Martina Evans, a cork-born poet, novelist and teacher will be in Waterford later this month to read her poetry as part of the Imagine Festival. Her third collection from Anvil Press – Facing the Public, is a wry, often humourous account of growing up in a pub or public house and is full of old characters, old IRA men who suffered under the Black and Tans.

The procession of clients to the closed pub on Christmas Day – the one day in the year – as sad as it is real in Desperate men and in Every Year She Said is evocative of a mother’s comments after Christmas – God I Can’t Stand Christmas…another Christmas behind me….there’s nothing like a good walk. Then the familiar ending – hungry for ham and mustard sandwiches.

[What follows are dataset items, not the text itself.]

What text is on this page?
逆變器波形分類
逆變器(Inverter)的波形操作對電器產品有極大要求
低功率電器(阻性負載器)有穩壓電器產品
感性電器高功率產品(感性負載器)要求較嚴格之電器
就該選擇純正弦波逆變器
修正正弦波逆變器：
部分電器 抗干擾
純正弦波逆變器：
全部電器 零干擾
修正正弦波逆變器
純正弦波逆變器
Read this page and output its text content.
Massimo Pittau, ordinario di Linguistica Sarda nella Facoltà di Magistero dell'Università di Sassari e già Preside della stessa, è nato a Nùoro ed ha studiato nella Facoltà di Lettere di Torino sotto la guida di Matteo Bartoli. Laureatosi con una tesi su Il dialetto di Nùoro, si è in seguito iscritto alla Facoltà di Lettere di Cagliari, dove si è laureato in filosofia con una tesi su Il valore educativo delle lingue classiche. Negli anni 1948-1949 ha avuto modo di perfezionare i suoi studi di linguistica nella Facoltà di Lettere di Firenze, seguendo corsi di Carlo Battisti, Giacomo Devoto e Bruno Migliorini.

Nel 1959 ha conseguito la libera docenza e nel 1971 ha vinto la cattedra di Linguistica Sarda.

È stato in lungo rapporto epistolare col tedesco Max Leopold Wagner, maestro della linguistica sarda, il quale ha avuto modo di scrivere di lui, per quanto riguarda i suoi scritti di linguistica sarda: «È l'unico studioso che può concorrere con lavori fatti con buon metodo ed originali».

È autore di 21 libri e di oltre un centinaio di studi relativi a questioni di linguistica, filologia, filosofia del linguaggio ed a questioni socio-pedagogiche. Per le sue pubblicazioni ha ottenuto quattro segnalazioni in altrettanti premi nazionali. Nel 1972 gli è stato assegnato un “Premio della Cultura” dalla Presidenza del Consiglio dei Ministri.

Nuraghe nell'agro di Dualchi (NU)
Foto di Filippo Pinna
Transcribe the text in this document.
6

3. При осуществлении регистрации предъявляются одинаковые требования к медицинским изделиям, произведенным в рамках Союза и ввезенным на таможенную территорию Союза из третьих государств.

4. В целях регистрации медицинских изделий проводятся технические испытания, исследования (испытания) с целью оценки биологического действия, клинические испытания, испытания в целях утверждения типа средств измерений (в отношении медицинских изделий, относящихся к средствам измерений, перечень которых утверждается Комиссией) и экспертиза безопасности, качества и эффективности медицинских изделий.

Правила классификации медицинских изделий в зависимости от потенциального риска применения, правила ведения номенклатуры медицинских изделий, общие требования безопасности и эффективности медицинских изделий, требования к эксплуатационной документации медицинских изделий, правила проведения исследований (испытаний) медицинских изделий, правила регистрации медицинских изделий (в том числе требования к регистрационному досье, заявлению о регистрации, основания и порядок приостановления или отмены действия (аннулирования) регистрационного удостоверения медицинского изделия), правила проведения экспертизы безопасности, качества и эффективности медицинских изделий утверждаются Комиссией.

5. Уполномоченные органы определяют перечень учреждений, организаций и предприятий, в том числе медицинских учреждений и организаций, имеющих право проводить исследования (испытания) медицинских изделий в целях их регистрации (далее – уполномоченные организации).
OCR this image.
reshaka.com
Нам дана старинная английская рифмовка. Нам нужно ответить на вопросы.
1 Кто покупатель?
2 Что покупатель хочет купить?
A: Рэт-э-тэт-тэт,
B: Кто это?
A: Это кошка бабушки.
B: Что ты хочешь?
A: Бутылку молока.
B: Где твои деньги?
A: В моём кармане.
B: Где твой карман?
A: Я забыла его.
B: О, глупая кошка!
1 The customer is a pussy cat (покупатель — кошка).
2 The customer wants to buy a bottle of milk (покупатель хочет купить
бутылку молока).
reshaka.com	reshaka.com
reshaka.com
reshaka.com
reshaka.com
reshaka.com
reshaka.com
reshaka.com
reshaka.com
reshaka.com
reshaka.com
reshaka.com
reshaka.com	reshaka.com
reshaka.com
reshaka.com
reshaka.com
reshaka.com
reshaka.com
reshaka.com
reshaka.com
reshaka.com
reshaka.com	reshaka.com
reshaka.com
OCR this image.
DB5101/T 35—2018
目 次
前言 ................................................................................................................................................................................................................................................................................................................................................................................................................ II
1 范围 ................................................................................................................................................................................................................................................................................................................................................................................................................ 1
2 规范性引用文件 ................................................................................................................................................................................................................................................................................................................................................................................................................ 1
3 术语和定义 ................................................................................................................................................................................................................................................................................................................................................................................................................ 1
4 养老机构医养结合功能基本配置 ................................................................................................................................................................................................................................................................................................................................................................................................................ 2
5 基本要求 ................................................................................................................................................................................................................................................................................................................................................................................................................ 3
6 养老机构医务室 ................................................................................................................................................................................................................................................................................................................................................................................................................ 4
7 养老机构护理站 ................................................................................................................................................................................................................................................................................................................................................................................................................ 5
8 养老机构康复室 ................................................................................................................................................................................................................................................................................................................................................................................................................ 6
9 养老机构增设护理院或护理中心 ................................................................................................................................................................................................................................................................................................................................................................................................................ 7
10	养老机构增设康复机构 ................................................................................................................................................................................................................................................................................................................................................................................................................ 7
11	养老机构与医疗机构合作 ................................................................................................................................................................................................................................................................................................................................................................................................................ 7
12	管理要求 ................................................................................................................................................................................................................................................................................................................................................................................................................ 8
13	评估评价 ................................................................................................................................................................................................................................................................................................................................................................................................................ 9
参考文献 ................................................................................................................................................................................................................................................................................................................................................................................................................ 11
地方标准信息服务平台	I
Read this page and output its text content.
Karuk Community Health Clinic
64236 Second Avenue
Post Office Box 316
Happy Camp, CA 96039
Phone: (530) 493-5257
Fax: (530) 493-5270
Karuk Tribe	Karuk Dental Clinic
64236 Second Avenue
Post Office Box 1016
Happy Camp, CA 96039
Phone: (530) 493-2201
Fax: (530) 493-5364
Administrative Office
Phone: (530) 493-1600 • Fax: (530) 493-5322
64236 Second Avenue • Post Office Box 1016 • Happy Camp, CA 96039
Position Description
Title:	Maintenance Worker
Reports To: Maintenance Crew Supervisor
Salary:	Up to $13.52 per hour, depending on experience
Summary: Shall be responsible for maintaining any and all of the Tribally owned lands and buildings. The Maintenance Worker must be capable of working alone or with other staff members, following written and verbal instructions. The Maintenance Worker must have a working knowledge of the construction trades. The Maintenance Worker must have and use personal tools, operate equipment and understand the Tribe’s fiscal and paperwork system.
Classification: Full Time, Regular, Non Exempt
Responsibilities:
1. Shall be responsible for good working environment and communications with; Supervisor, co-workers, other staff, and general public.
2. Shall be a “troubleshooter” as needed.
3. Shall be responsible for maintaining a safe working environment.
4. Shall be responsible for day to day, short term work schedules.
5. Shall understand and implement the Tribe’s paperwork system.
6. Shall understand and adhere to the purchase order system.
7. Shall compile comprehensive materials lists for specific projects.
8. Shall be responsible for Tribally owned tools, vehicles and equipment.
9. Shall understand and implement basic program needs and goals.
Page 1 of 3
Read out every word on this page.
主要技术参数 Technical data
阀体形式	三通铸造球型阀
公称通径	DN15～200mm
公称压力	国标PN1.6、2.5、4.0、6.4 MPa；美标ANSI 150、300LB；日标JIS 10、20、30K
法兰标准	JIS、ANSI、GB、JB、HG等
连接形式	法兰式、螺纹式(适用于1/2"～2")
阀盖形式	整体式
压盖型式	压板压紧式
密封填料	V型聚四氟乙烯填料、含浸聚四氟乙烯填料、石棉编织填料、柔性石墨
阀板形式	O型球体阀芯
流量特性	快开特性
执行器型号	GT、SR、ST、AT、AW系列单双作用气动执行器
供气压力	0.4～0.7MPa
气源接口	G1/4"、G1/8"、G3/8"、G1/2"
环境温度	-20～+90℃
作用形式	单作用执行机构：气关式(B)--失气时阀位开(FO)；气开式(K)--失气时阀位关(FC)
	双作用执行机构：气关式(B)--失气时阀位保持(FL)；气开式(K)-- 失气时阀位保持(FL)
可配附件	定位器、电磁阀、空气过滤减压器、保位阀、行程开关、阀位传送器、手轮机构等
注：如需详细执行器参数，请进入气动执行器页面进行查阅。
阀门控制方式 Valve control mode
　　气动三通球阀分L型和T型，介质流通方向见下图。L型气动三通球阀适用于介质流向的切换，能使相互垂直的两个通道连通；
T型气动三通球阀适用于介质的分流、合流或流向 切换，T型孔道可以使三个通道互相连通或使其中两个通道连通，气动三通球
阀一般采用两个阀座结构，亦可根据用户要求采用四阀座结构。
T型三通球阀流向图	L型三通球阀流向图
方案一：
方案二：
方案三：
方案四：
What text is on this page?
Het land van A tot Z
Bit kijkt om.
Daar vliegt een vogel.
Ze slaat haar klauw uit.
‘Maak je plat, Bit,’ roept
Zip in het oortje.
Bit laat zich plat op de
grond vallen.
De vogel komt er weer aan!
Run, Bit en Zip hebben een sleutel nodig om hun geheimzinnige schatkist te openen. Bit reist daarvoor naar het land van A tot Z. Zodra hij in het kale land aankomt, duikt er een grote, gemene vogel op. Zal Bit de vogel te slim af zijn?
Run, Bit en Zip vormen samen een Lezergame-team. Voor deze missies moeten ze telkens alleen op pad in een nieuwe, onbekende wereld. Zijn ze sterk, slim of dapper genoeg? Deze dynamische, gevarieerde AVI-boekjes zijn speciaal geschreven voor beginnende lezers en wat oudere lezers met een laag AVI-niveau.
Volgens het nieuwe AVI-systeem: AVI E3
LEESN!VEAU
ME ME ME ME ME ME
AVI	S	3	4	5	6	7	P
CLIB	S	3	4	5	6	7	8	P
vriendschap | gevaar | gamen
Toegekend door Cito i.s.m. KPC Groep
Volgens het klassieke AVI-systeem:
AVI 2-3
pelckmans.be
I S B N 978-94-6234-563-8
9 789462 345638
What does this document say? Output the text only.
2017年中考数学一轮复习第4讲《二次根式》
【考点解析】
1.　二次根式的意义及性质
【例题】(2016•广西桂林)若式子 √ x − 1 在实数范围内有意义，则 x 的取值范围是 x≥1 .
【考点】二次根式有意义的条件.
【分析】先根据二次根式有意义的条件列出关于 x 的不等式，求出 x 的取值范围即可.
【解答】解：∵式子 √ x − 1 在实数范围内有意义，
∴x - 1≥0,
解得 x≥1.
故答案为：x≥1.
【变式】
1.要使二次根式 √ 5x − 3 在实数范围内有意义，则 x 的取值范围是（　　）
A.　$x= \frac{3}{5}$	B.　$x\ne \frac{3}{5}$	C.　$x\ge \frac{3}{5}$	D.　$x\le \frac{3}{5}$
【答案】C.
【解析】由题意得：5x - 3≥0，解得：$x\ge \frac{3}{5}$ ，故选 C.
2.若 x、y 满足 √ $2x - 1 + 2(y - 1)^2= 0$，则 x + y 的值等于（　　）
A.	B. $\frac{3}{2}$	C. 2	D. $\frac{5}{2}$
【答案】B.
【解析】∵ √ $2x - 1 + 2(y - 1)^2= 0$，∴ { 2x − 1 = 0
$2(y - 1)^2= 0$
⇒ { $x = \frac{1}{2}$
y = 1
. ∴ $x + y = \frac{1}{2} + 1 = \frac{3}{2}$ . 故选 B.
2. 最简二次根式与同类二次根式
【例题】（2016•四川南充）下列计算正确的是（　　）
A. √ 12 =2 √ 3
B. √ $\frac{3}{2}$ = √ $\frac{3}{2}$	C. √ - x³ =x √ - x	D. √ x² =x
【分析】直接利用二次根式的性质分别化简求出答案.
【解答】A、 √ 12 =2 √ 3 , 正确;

You will love the title poem – Facing the Public – with its iconic lines – I’m imploring you not to go up that road late again, late for Mass. Or, I never grumble but the pain I have in my two knees this night there isn’t a person alive who would stand it.

The Blue Room captures vividly the loneliness of growing up over a pub – the creak of boards….they sang A Nation Once Again….or I’m Nobody’s child. Where the only cure was “books, books, books”. Then there was the shock of My Last Confession and the chilling power of this poet, Martin Evans, to impress by implication.

Martina Evans will share a reading with Edward Denniston at Greyfriars Gallery at 12 noon on Sunday 24th October.